Giles went on to consult a glamorous Manhattan gastroenterologist who carries out ''faecal transplants'' - you replace your own inferior faecal bacteria with those of a healthier donor, in the manner of an enema.

I won't go into details but watching poo being mixed in a blender is not for the squeamish. Optimising the function of your gut bacteria might boost your chances of a long life, but Giles declined the poo transplant as a step too far.

Instead, he headed out to California for a convention of Paleo Diet aficionados, who eat only what Stone Age hunter-gatherers ate - primarily animal fats - and whose leader is the self-styled ''fat-burning beast'' Mark Sisson. Muscular and self-admiring, Sisson spoke with evangelical fervour about the diet's health benefits, and looked fit on the outside, but Giles's GP warned that he could be fat on the inside, with high levels of cholesterol clogging his veins, and might drop dead at any time.

Even more extreme was a slightly scary hillbilly type in Kentucky called Derek, who eats only what he kills, and always raw. In his back yard he slit the throat of a sheep and sipped some of its blood before carving it up. He later hosted a lunch of raw, diced sheep's organs, which Giles gamely sampled whilst Derek's bemused girlfriend and father stuck firmly with their green salad.

Finally, Giles travelled to Arizona to meet one of the world's oldest people, 113-year-old Bernando LaPallo, to discover the secret of his longevity. In an echo of James Hilton's classic novel, Lost Horizon, the Brazilian-born American put his exceptionally lengthy life down to a philosophy of moderation. He doesn't eat too much, just a little fish, fruit and veg. He walks a mile each day and has never smoked or drunk alcohol.

Giles has resolved to follow this sage's example, but is prepared to sacrifice a decade or two in return for a few beers a week and the occasional burger.
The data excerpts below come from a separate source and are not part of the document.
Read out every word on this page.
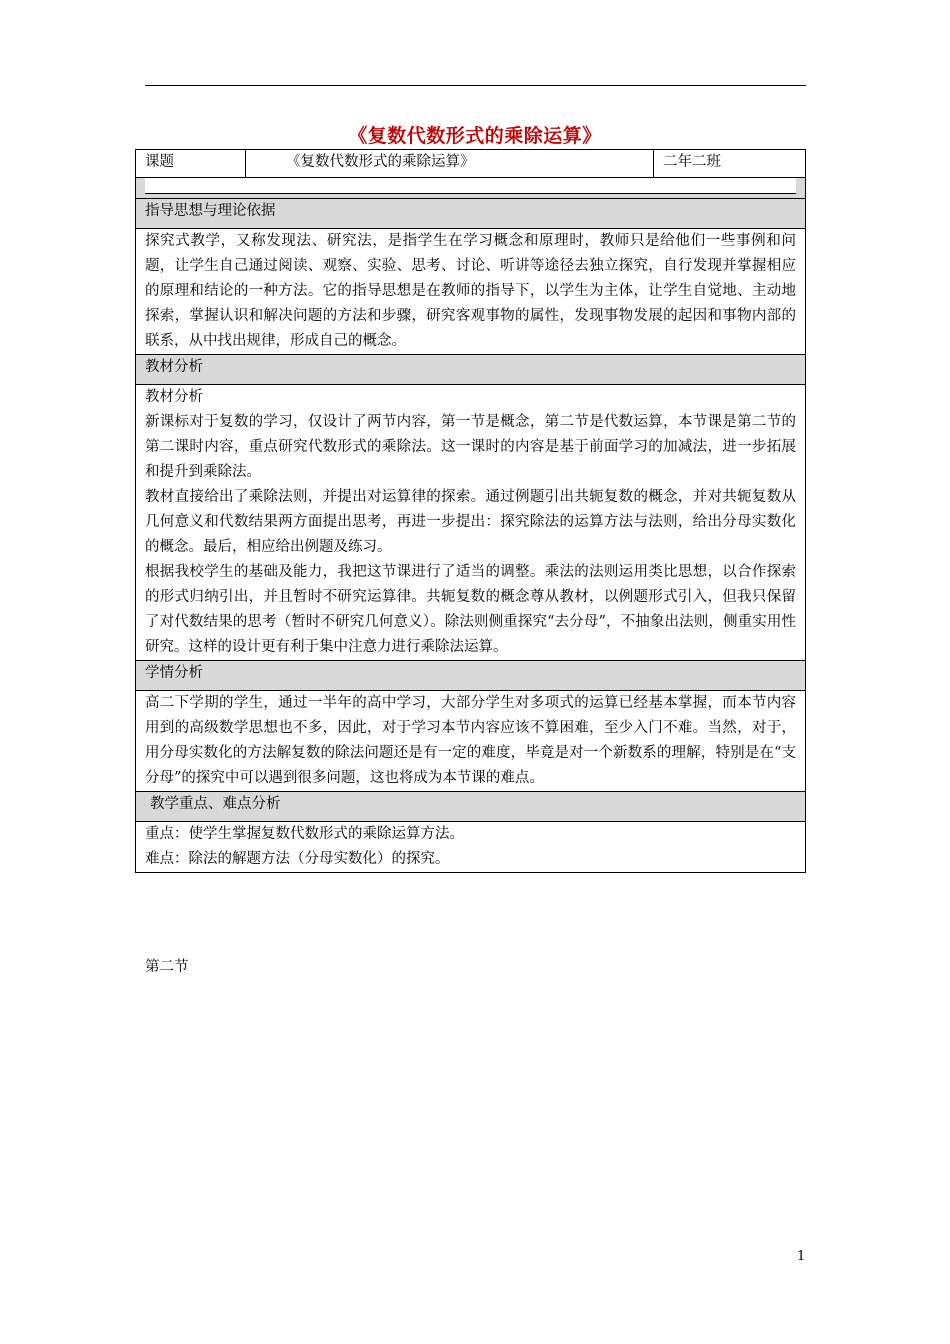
《复数代数形式的乘除运算》
课题	《复数代数形式的乘除运算》	二年二班

指导思想与理论依据

探究式教学，又称发现法、研究法，是指学生在学习概念和原理时，教师只是给他们一些事例和问题，让学生自己通过阅读、观察、实验、思考、讨论、听讲等途径去独立探究，自行发现并掌握相应的原理和结论的一种方法。它的指导思想是在教师的指导下，以学生为主体，让学生自觉地、主动地探索，掌握认识和解决问题的方法和步骤，研究客观事物的属性，发现事物发展的起因和事物内部的联系，从中找出规律，形成自己的概念。

教材分析

教材分析

新课标对于复数的学习，仅设计了两节内容，第一节是概念，第二节是代数运算，本节课是第二节的第二课时内容，重点研究代数形式的乘除法。这一课时的内容是基于前面学习的加减法，进一步拓展和提升到乘除法。

教材直接给出了乘除法则，并提出对运算律的探索。通过例题引出共轭复数的概念，并对共轭复数从几何意义和代数结果两方面提出思考，再进一步提出：探究除法的运算方法与法则，给出分母实数化的概念。最后，相应给出例题及练习。

根据我校学生的基础及能力，我把这节课进行了适当的调整。乘法的法则运用类比思想，以合作探索的形式归纳引出，并且暂时不研究运算律。共轭复数的概念尊从教材，以例题形式引入，但我只保留了对代数结果的思考（暂时不研究几何意义）。除法则侧重探究“去分母”，不抽象出法则，侧重实用性研究。这样的设计更有利于集中注意力进行乘除法运算。

学情分析

高二下学期的学生，通过一半年的高中学习，大部分学生对多项式的运算已经基本掌握，而本节内容用到的高级数学思想也不多，因此，对于学习本节内容应该不算困难，至少入门不难。当然，对于，用分母实数化的方法解复数的除法问题还是有一定的难度，毕竟是对一个新数系的理解，特别是在“支分母”的探究中可以遇到很多问题，这也将成为本节课的难点。

教学重点、难点分析

重点：使学生掌握复数代数形式的乘除运算方法。

难点：除法的解题方法（分母实数化）的探究。

第二节
1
Instead of 113, he'll settle for 93, like his great-grandpa.

But how can he square such modest consumption with his role as a restaurant critic, who is required to indulge in endless, rich, fancy meals? He tells me it's not a problem, as he has always had self-control over his eating and drinking, unlike some of his "fat, gluttonous" counterparts. "The notion of getting pleasure from food has gone too far; we can also get pleasure from anticipating a meal, and from not being quite sated." He adds, rather moralistically: "Instant gratification is bringing this planet to its knees."

Oh, and Giles takes a dim view of the "stodgy" Jewish diet. "Just look at all the middle-aged Jewish men waddling down Stamford Hill," he says. "It was fine for my Polish Ashkenazi forebears to live on dumplings and potatoes, because they laboured in the fields. But that diet is unsuitable for an urban lifestyle.'' He certainly approves of the light, Mediterranean-style Sephardi diet, with its healthy flatbread wraps, "but challah - it's just sugar!"

And as for blintzes, bagels and latkes, well, it's safe to say you won't find him scoffing those any time soon on the Golders Green Road.